There was a rough, half unwilling tenderness in his voice, and his big bony hand rested gently on the fat lady’s shoulder, as he spoke. She bent her head to one side, till her large red cheek touched the brown knuckles. It was, in a way, almost grotesque. But there was that something in it which could make youth and beauty and passion ridiculous—the outspoken truthful old rake and the ever-forgiving wife. Who shall say wherein pathos lies? And yet it seems to be something more than a mere hack-writer’s word, after all. The strangest acts of life sometimes go off in such an oddly quiet humdrum way, and then all at once there is the little quiver in the throat, when one least expects it—and the sad-eyed, faithful, loving angel has passed by quickly, low and soft, his gentle wings just brushing the still waters of our unwept tears.
Sir Adam left his wife to go in search of Mrs. Bowring. He sent a message to her, and she came out and met him in the corridor. They went into the reading-room together, and he shut the door. In a few words he told her all that he had told his wife about Mrs. Crosby, and asked her whether she had any objection to signing the document as a witness, merely in order that he might satisfy himself by actually executing it.
“It is high handed,” said Mrs. Bowring. “It is like you—but I suppose you have a right to save your son from such trouble. But there is something else—do you know what has happened? He has been making love to Clare—he has asked her to marry him, and she has refused. She told me this morning—and I have told her the truth—that you and I were once married.”

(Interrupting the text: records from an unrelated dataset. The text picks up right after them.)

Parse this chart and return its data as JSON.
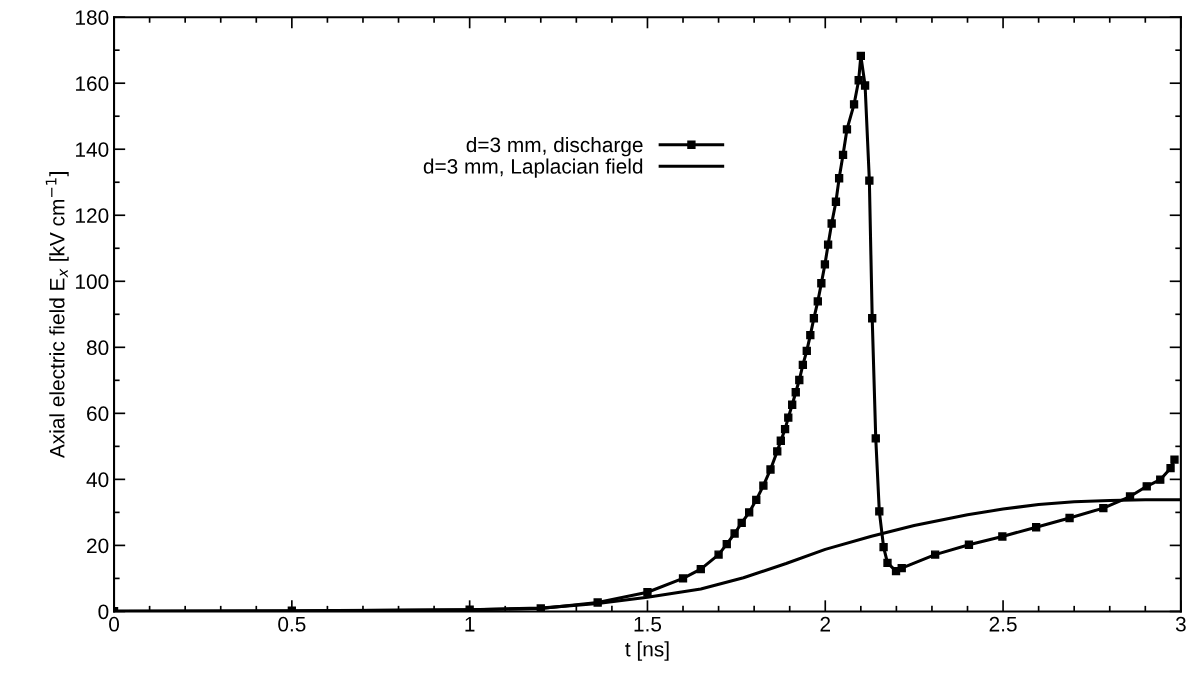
{
  "chart_data": {
    "type": "line",
    "xlabel": "t [ns]",
    "ylabel": "Axial electric field E$_{x}$ [kV cm$^{−1}$]",
    "xlim": [
      0,
      3
    ],
    "ylim": [
      0,
      180
    ],
    "xticks": [
      0,
      0.5,
      1,
      1.5,
      2,
      2.5,
      3
    ],
    "yticks": [
      0,
      20,
      40,
      60,
      80,
      100,
      120,
      140,
      160,
      180
    ],
    "grid": false,
    "legend": "top",
    "line_style": "solid",
    "series": [
      {
        "name": "d=3 mm, discharge",
        "color": "#000000",
        "marker": "square",
        "x": [
          0,
          0.5,
          1.0,
          1.2,
          1.36,
          1.5,
          1.6,
          1.65,
          1.7,
          1.723,
          1.745,
          1.765,
          1.786,
          1.806,
          1.826,
          1.846,
          1.865,
          1.875,
          1.887,
          1.896,
          1.907,
          1.917,
          1.927,
          1.937,
          1.948,
          1.958,
          1.968,
          1.979,
          1.989,
          1.999,
          2.008,
          2.018,
          2.03,
          2.039,
          2.05,
          2.061,
          2.081,
          2.094,
          2.1,
          2.112,
          2.124,
          2.132,
          2.142,
          2.152,
          2.164,
          2.175,
          2.199,
          2.215,
          2.309,
          2.404,
          2.498,
          2.593,
          2.687,
          2.782,
          2.857,
          2.904,
          2.942,
          2.971,
          2.982
        ],
        "values": [
          0.1,
          0.2,
          0.5,
          0.9,
          2.7,
          5.8,
          10,
          12.8,
          17.2,
          20.4,
          23.6,
          26.8,
          30.0,
          33.8,
          38.1,
          43.0,
          48.5,
          51.7,
          55.2,
          58.7,
          62.6,
          66.4,
          70.1,
          74.7,
          78.9,
          83.7,
          88.8,
          93.9,
          99.4,
          105.1,
          111.1,
          117.5,
          124.1,
          131.2,
          138.3,
          146,
          153.6,
          160.9,
          168.3,
          159.3,
          130.5,
          88.8,
          52.4,
          30.3,
          19.5,
          14.7,
          12.2,
          13.1,
          17.2,
          20.2,
          22.7,
          25.5,
          28.3,
          31.3,
          34.8,
          37.9,
          39.9,
          43.4,
          46.0
        ]
      },
      {
        "name": "d=3 mm, Laplacian field",
        "color": "#000000",
        "marker": "none",
        "x": [
          0,
          0.5,
          1.0,
          1.2,
          1.36,
          1.5,
          1.65,
          1.77,
          1.89,
          2.0,
          2.13,
          2.25,
          2.4,
          2.5,
          2.6,
          2.7,
          2.8,
          2.9,
          3.0
        ],
        "values": [
          0,
          0.1,
          0.5,
          1.0,
          2.4,
          4.3,
          6.8,
          10.2,
          14.5,
          18.8,
          22.8,
          26.0,
          29.3,
          31.0,
          32.4,
          33.2,
          33.6,
          33.8,
          33.8
        ]
      }
    ]
  }
}
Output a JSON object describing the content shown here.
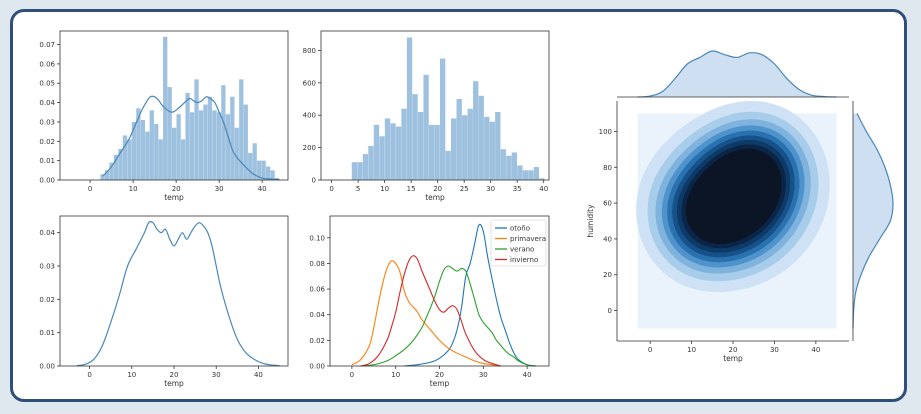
{
  "colors": {
    "hist": "#9dc1de",
    "line": "#4a87b8",
    "otono": "#1f77b4",
    "primavera": "#ff7f0e",
    "verano": "#2ca02c",
    "invierno": "#d62728",
    "kde_levels": [
      "#eaf3fc",
      "#cfe2f5",
      "#a8cdeb",
      "#7fb3de",
      "#4f93cc",
      "#2a71b0",
      "#175189",
      "#0d3a66",
      "#0a2547",
      "#0b1526"
    ],
    "frame": "#2f4f7a",
    "background": "#dfe7ef"
  },
  "chart_data": [
    {
      "id": "hist_kde_density",
      "type": "bar",
      "xlabel": "temp",
      "ylabel": "",
      "xlim": [
        -7,
        46
      ],
      "ylim": [
        0,
        0.077
      ],
      "xticks": [
        0,
        10,
        20,
        30,
        40
      ],
      "yticks": [
        0.0,
        0.01,
        0.02,
        0.03,
        0.04,
        0.05,
        0.06,
        0.07
      ],
      "ytick_labels": [
        "0.00",
        "0.01",
        "0.02",
        "0.03",
        "0.04",
        "0.05",
        "0.06",
        "0.07"
      ],
      "bin_width": 1.04,
      "bin_start": 2.4,
      "values": [
        0.003,
        0.005,
        0.009,
        0.013,
        0.016,
        0.023,
        0.021,
        0.03,
        0.037,
        0.031,
        0.025,
        0.036,
        0.029,
        0.021,
        0.074,
        0.048,
        0.027,
        0.034,
        0.021,
        0.045,
        0.035,
        0.052,
        0.036,
        0.039,
        0.043,
        0.036,
        0.035,
        0.049,
        0.034,
        0.043,
        0.027,
        0.052,
        0.039,
        0.014,
        0.019,
        0.01,
        0.01,
        0.007,
        0.005,
        0.001
      ],
      "kde_x": [
        3,
        5,
        7,
        9,
        11,
        12,
        13,
        14,
        15,
        16,
        17,
        19,
        21,
        23,
        24,
        25,
        26,
        27,
        28,
        29,
        30,
        31,
        32,
        33,
        34,
        36,
        38,
        40,
        42,
        44
      ],
      "kde_y": [
        0.002,
        0.007,
        0.014,
        0.021,
        0.031,
        0.036,
        0.04,
        0.043,
        0.043,
        0.041,
        0.038,
        0.035,
        0.038,
        0.042,
        0.041,
        0.04,
        0.041,
        0.043,
        0.042,
        0.04,
        0.035,
        0.03,
        0.023,
        0.016,
        0.012,
        0.007,
        0.003,
        0.001,
        0.0005,
        0.0002
      ]
    },
    {
      "id": "hist_counts",
      "type": "bar",
      "xlabel": "temp",
      "ylabel": "",
      "xlim": [
        -2,
        41
      ],
      "ylim": [
        0,
        920
      ],
      "xticks": [
        0,
        5,
        10,
        15,
        20,
        25,
        30,
        35,
        40
      ],
      "yticks": [
        0,
        200,
        400,
        600,
        800
      ],
      "ytick_labels": [
        "0",
        "200",
        "400",
        "600",
        "800"
      ],
      "bin_width": 1.04,
      "bin_start": 3.8,
      "values": [
        110,
        110,
        160,
        210,
        340,
        270,
        380,
        350,
        330,
        440,
        880,
        530,
        420,
        650,
        340,
        340,
        750,
        180,
        380,
        500,
        400,
        440,
        610,
        520,
        390,
        360,
        420,
        190,
        150,
        170,
        90,
        60,
        60,
        80,
        10
      ],
      "kde_x": [],
      "kde_y": []
    },
    {
      "id": "kde_overall",
      "type": "line",
      "xlabel": "temp",
      "ylabel": "",
      "xlim": [
        -7,
        47
      ],
      "ylim": [
        0,
        0.045
      ],
      "xticks": [
        0,
        10,
        20,
        30,
        40
      ],
      "yticks": [
        0.0,
        0.01,
        0.02,
        0.03,
        0.04
      ],
      "ytick_labels": [
        "0.00",
        "0.01",
        "0.02",
        "0.03",
        "0.04"
      ],
      "series": [
        {
          "x": [
            -3,
            -1,
            1,
            3,
            5,
            7,
            9,
            11,
            13,
            14,
            15,
            16,
            17,
            18,
            19,
            20,
            21,
            22,
            23,
            24,
            25,
            26,
            27,
            28,
            29,
            30,
            31,
            33,
            35,
            37,
            39,
            41,
            43,
            45
          ],
          "y": [
            0.0001,
            0.0005,
            0.002,
            0.006,
            0.013,
            0.021,
            0.03,
            0.035,
            0.04,
            0.043,
            0.043,
            0.041,
            0.04,
            0.041,
            0.038,
            0.036,
            0.038,
            0.04,
            0.038,
            0.04,
            0.042,
            0.043,
            0.042,
            0.04,
            0.036,
            0.03,
            0.024,
            0.015,
            0.008,
            0.004,
            0.002,
            0.0008,
            0.0003,
            0.0001
          ]
        }
      ]
    },
    {
      "id": "kde_by_season",
      "type": "line",
      "xlabel": "temp",
      "ylabel": "",
      "xlim": [
        -5,
        45
      ],
      "ylim": [
        0,
        0.117
      ],
      "xticks": [
        0,
        10,
        20,
        30,
        40
      ],
      "yticks": [
        0.0,
        0.02,
        0.04,
        0.06,
        0.08,
        0.1
      ],
      "ytick_labels": [
        "0.00",
        "0.02",
        "0.04",
        "0.06",
        "0.08",
        "0.10"
      ],
      "legend": "top-right",
      "series": [
        {
          "name": "otoño",
          "color": "#1f77b4",
          "x": [
            12,
            15,
            18,
            20,
            22,
            23,
            24,
            25,
            26,
            27,
            28,
            29,
            30,
            31,
            32,
            33,
            34,
            35,
            36,
            37,
            38,
            40,
            42
          ],
          "y": [
            0,
            0.001,
            0.003,
            0.006,
            0.012,
            0.018,
            0.028,
            0.045,
            0.07,
            0.08,
            0.095,
            0.11,
            0.105,
            0.085,
            0.068,
            0.052,
            0.038,
            0.028,
            0.018,
            0.01,
            0.005,
            0.001,
            0
          ]
        },
        {
          "name": "primavera",
          "color": "#ff7f0e",
          "x": [
            0,
            2,
            4,
            5,
            6,
            7,
            8,
            9,
            10,
            11,
            12,
            13,
            14,
            15,
            16,
            18,
            20,
            22,
            24,
            26,
            28,
            30,
            32,
            34
          ],
          "y": [
            0.001,
            0.005,
            0.016,
            0.03,
            0.048,
            0.064,
            0.076,
            0.082,
            0.08,
            0.073,
            0.058,
            0.05,
            0.046,
            0.042,
            0.036,
            0.028,
            0.02,
            0.014,
            0.01,
            0.007,
            0.004,
            0.002,
            0.001,
            0
          ]
        },
        {
          "name": "verano",
          "color": "#2ca02c",
          "x": [
            2,
            5,
            8,
            10,
            12,
            14,
            16,
            17,
            18,
            19,
            20,
            21,
            22,
            23,
            24,
            25,
            26,
            27,
            28,
            29,
            30,
            31,
            32,
            33,
            34,
            35,
            36,
            37,
            38,
            40,
            42
          ],
          "y": [
            0,
            0.001,
            0.004,
            0.008,
            0.013,
            0.02,
            0.03,
            0.038,
            0.046,
            0.055,
            0.066,
            0.075,
            0.078,
            0.076,
            0.074,
            0.076,
            0.074,
            0.064,
            0.052,
            0.04,
            0.034,
            0.03,
            0.026,
            0.02,
            0.016,
            0.012,
            0.009,
            0.007,
            0.004,
            0.001,
            0
          ]
        },
        {
          "name": "invierno",
          "color": "#d62728",
          "x": [
            2,
            4,
            6,
            8,
            9,
            10,
            11,
            12,
            13,
            14,
            15,
            16,
            17,
            18,
            19,
            20,
            21,
            22,
            23,
            24,
            25,
            26,
            28,
            30,
            32,
            34
          ],
          "y": [
            0,
            0.002,
            0.008,
            0.02,
            0.03,
            0.042,
            0.058,
            0.072,
            0.082,
            0.086,
            0.083,
            0.074,
            0.066,
            0.058,
            0.05,
            0.044,
            0.042,
            0.045,
            0.047,
            0.044,
            0.035,
            0.025,
            0.012,
            0.005,
            0.002,
            0
          ]
        }
      ]
    },
    {
      "id": "joint_kde",
      "type": "heatmap",
      "xlabel": "temp",
      "ylabel": "humidity",
      "xlim": [
        -8,
        48
      ],
      "ylim": [
        -17,
        117
      ],
      "xticks": [
        0,
        10,
        20,
        30,
        40
      ],
      "yticks": [
        0,
        20,
        40,
        60,
        80,
        100
      ],
      "modes": [
        {
          "x": 13,
          "y": 50,
          "weight": 1.0
        },
        {
          "x": 27,
          "y": 78,
          "weight": 0.95
        },
        {
          "x": 20,
          "y": 75,
          "weight": 0.5
        },
        {
          "x": 23,
          "y": 50,
          "weight": 0.45
        }
      ],
      "marginal_x": {
        "x": [
          -3,
          0,
          3,
          6,
          9,
          12,
          15,
          18,
          21,
          24,
          27,
          30,
          33,
          36,
          39,
          42,
          45
        ],
        "y": [
          0.0,
          0.001,
          0.006,
          0.02,
          0.036,
          0.043,
          0.05,
          0.046,
          0.043,
          0.048,
          0.046,
          0.036,
          0.02,
          0.008,
          0.002,
          0.0005,
          0.0
        ]
      },
      "marginal_y": {
        "y": [
          -10,
          0,
          10,
          20,
          30,
          40,
          50,
          60,
          70,
          80,
          90,
          100,
          110
        ],
        "x": [
          0.0,
          0.0005,
          0.002,
          0.006,
          0.012,
          0.02,
          0.028,
          0.03,
          0.028,
          0.024,
          0.018,
          0.01,
          0.003
        ]
      }
    }
  ]
}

She paused, and watched Sir Adam’s furrowed face.
“I’m glad of that,” he said. “I’m glad that it has all come out on the same day. He knows everything, and he has told me everything. I don’t know how it’s all going to end, but I want you to believe one thing. If he had guessed the truth, he would never have said a word of love to her. He’s not that kind of boy. You do believe me, don’t you?”
“Yes, I believe you. But the worst of it is that she cares for him too—in a way I can’t understand. She has some reason, or she thinks she has, for disliking him, as she calls it. She wouldn’t tell me. But she cares for him all the same. She has told him, though she won’t tell me. There is something horrible in the idea of our children falling in love with each other.”